CW: This content may be upsetting to some readers. Contains inference to r–e.
He is at her door again—knocking, banging, shaking the handle, whispering her name, yelling her name, demanding she let him in.
The girl is sitting in bed, smoking. She has smoked through her first pack and now desperately watches the second one dwindle. She curls her legs more tightly against herself, the fingers of her left hand strangling her left patella. She has been on a diet of cigarettes for the past two weeks, and her new edges cry to her each day.
The lights are off and she breathes as softly as she can. Steady. In and out, then inhale nicotine. Exhale slowly and repeat. Every time she lights a fresh cigarette, the click of her lighter is deafening. Only the silence and the darkness create a semblance of safety.
She knows that he knows she is here. He followed her here for Christ’s sake. But she pretends, anyway.
Once her last cigarette burns too near her fingers, she presses it firmly against the windowsill near her bed. Leaning back, the girl slips her fingers under her pillow to touch what she knows is there. The smoothness of her weapon comforts her. She runs her fingers up the gentle curve of the handle until she touches the head of the hammer and presses her thumb so firmly into edge of the claw that a deep valley forms at her fingertip.
He is quieter now, but most certainly still there. Her name comes from his lips like a moan. Like he’s in pain. Like he’s having sex. And she feels sick once again.
She has seen how this story could go. She’s heard the doorknob finally snap or break. He comes in. She will yell and scream and curse and he will laugh and then be serious and say he will not make her cry again. Not like the first or second or third time—no, he can do better. He will want to show her what he can do. To make it up to her. Of course, he will enjoy himself.
But she will not let it happen again.
She knows how the hammer will feel in her hand, how she will swing it directly at his temple, how it will sink into the soft joint between his parietal and temporal bones, how he will grunt and stare at her–startled, how he will fall from the force of the blow. She can smell his blood spreading over her once-spotless tiles, pungent and sharp and no longer in his body. It will be a large puddle of blood, she knows. Head wounds are like that.
While smoking her tenth cigarette, she considers trying to hide his body. She has bleach and tools to clean.
By her twelfth, though, she realizes this is just postponing the inevitable moment of conviction. No, she will not touch his body, but rather go straight to the police and confess. Maybe they will deport her immediately. Maybe they will keep her to be tried in China. She’s not sure how that works. She realizes she doesn’t care.

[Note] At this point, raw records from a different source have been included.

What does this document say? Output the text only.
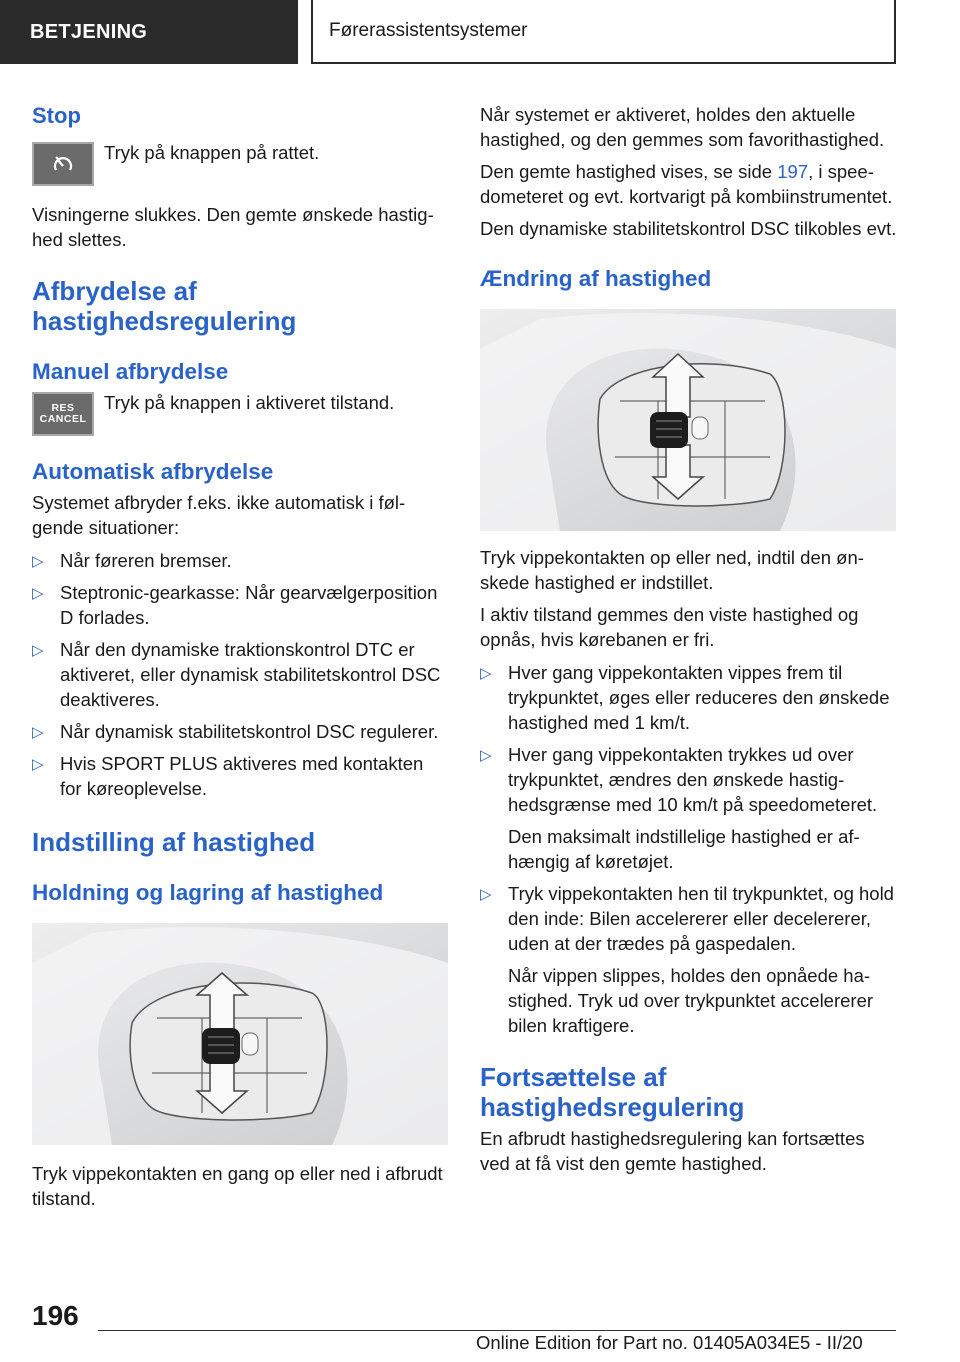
BETJENING	Førerassistentsystemer
Stop

Tryk på knappen på rattet.

Visningerne slukkes. Den gemte ønskede hastighed slettes.

Afbrydelse af hastighedsregulering
Manuel afbrydelse
RES
CANCEL

Tryk på knappen i aktiveret tilstand.

Automatisk afbrydelse

Systemet afbryder f.eks. ikke automatisk i følgende situationer:

▷ Når føreren bremser.
▷ Steptronic-gearkasse: Når gearvælgerposition D forlades.
▷ Når den dynamiske traktionskontrol DTC er aktiveret, eller dynamisk stabilitetskontrol DSC deaktiveres.
▷ Når dynamisk stabilitetskontrol DSC regulerer.
▷ Hvis SPORT PLUS aktiveres med kontakten for køreoplevelse.
Indstilling af hastighed
Holdning og lagring af hastighed

Tryk vippekontakten en gang op eller ned i afbrudt tilstand.

Når systemet er aktiveret, holdes den aktuelle hastighed, og den gemmes som favorithastighed.

Den gemte hastighed vises, se side 197, i speedometeret og evt. kortvarigt på kombiinstrumentet.

Den dynamiske stabilitetskontrol DSC tilkobles evt.

Ændring af hastighed

Tryk vippekontakten op eller ned, indtil den ønskede hastighed er indstillet.

I aktiv tilstand gemmes den viste hastighed og opnås, hvis kørebanen er fri.

▷ Hver gang vippekontakten vippes frem til trykpunktet, øges eller reduceres den ønskede hastighed med 1 km/t.
▷ Hver gang vippekontakten trykkes ud over trykpunktet, ændres den ønskede hastighedsgrænse med 10 km/t på speedometeret.
Den maksimalt indstillelige hastighed er afhængig af køretøjet.
▷ Tryk vippekontakten hen til trykpunktet, og hold den inde: Bilen accelererer eller decelererer, uden at der trædes på gaspedalen.
Når vippen slippes, holdes den opnåede hastighed. Tryk ud over trykpunktet accelererer bilen kraftigere.
Fortsættelse af hastighedsregulering

En afbrudt hastighedsregulering kan fortsættes ved at få vist den gemte hastighed.

196
Online Edition for Part no. 01405A034E5 - II/20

She does not yet know that he will break her doorknob partially but that the deadbolt stays secure. That when she finds the handle broken, she will carry it down to the guard who continues to let the man in because he has seen them both together before and why doesn’t she make up with him because he’s not a bad person. That she will throw the handle down at the guard’s feet and yell Who will fix this? Who will fucking fix this? That there will be a young Chinese woman in the same lobby with a small child with curious eyes clinging to her leg. The woman will be listening, frowning, killing the guard with her stare. Then the guard will be speechless for once and have no well-meaning advice, but will wait until the girl’s hysterics have dissipated to mutter I’m sorry.
No, the girl isn’t hysterical. She’s just tired of not being heard.
That won’t be the end of her troubles, but it will be the beginning of the end.
But that’s not right now.
Right now, she is curled up in bed with her comforter bunched around her, facing the door to the apartment. The hammer lies inconspicuous under her pillow.
Right now, the only thing she knows is that, if he comes in, she will kill him.
The girl fell a long time ago.
Right now, she is clinging to the edge of the cliff. Will someone reach down to her, or will she find the strength to climb back up herself?